The use of selective inhibitors and computer modelling to evaluate the role of specific high affinity cyclic AMP phosphodiesterases in the hormonal regulation of hepatocyte intracellular cyclic AMP concentrations.

Using experimentally derived data for the activities and kinetic constants of hepatocyte cyclic AMP phosphodiesterase isoenzymes together with the derived changes in adenylate cyclase activity, due to stimulation and subsequent desensitization by glucagon, a computer model was established to simulate hepatocyte cyclic AMP metabolism.
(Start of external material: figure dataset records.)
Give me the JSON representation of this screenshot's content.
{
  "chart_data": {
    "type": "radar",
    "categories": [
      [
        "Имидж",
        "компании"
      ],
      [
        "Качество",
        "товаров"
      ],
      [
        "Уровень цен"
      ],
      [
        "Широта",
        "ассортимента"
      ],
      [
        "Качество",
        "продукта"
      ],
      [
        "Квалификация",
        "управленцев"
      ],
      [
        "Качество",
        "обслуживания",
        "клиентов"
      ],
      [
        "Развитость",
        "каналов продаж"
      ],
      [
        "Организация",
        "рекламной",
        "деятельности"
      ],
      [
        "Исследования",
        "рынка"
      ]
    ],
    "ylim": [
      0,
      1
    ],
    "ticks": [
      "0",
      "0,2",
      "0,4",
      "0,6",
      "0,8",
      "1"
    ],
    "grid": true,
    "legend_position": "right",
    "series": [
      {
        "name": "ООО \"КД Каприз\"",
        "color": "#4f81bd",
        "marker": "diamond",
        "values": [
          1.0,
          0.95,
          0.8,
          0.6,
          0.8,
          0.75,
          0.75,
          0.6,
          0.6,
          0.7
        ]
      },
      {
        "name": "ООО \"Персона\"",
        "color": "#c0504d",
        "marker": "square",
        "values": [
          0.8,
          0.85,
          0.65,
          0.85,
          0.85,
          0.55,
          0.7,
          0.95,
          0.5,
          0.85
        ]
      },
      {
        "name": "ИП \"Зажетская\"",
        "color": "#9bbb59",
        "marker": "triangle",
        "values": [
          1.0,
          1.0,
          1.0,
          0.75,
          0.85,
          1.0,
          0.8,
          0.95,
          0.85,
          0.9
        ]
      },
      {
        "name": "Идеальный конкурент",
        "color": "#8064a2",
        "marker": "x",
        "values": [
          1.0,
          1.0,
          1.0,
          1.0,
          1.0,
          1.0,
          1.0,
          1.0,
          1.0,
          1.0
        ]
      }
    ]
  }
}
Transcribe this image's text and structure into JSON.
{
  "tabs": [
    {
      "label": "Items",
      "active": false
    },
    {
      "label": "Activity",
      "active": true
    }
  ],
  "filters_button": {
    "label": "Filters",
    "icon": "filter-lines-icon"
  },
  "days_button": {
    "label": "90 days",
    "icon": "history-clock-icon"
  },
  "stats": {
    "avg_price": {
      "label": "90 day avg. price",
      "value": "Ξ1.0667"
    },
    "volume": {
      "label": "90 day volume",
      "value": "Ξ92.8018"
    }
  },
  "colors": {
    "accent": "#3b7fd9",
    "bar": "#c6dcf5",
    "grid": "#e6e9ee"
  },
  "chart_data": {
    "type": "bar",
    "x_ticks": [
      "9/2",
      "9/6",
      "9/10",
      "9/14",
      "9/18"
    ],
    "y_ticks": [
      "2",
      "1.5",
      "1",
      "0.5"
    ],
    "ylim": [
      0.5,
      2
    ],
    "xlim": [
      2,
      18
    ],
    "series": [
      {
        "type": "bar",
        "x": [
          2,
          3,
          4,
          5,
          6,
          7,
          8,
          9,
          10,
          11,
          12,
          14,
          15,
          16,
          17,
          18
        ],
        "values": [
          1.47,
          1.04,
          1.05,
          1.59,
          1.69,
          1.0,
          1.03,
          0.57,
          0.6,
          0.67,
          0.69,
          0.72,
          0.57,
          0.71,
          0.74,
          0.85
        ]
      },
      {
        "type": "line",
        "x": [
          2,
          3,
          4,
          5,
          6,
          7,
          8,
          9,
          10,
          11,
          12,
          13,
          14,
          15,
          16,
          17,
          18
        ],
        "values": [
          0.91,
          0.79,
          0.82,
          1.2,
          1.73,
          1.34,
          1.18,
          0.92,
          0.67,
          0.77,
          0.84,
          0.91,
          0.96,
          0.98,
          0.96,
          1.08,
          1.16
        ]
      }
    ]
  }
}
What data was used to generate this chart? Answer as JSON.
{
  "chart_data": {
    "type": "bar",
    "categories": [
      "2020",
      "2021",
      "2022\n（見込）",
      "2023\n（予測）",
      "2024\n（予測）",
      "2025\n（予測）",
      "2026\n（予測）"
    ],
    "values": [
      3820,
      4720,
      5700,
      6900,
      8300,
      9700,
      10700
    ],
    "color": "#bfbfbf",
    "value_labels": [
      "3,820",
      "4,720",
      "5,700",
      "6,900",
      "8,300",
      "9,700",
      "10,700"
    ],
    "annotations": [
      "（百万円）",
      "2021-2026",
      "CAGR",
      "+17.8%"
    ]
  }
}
The established ability of glucagon to activate the 'dense-vesicle' cyclic AMP phosphodiesterase by eliciting its cyclic AMP-dependent phosphorylation was shown on the model to be capable of eliciting a profound reduction in the glucagon-stimulated increase in intracellular cyclic AMP. This was consistent with experimentally derived observations using the compound ICI 118233 which was used to inactivate the 'dense-vesicle' enzyme selectively. The non-hydrolysable adenosine agonist N6 (phenylisopropyl)-adenosine (PIA), which prevents glucagon pre-treatment of hepatocytes blocking the ability of insulin to stimulate the peripheral plasma membrane cyclic AMP phosphodiesterase, is shown here to accentuate the ability of insulin to decrease glucagon-elevated intracellular cyclic AMP concentrations. This effect was obliterated using the compound ICI 63197, a selective inhibitor of the peripheral plasma membrane phosphodiesterase. Computer modelling studies, taking into account experimentally derived actions in insulin in activating the peripheral plasma membrane phosphodiesterase, confirmed the potential of this enzyme to decrease intracellular cyclic AMP concentrations. Modelling of the putative effect of an insulin 'mediator' in activating the two cyclic GMP-stimulated cyclic AMP phosphodiesterase isoenzymes was shown to elicit a decrease in intracellular cyclic AMP concentrations which was comparable to that caused by insulin's action on intact hepatocytes. The relative contribution of each phosphodiesterase form to the metabolism of hepatocyte intracellular cyclic AMP, together with an assessment of the potential effect of inhibition and activation of specific species, was evaluated using the computer model. These experimental and stimulation studies indicate that alterations in the phosphodiesterase activity of the 'dense-vesicle' enzyme, the peripheral plasma membrane enzyme, the cyclic GMP-stimulated cyclic AMP isoforms and the IBMX-insensitive PDE-MQ-II can elicit profound effects upon hepatocyte intracellular cyclic AMP concentrations.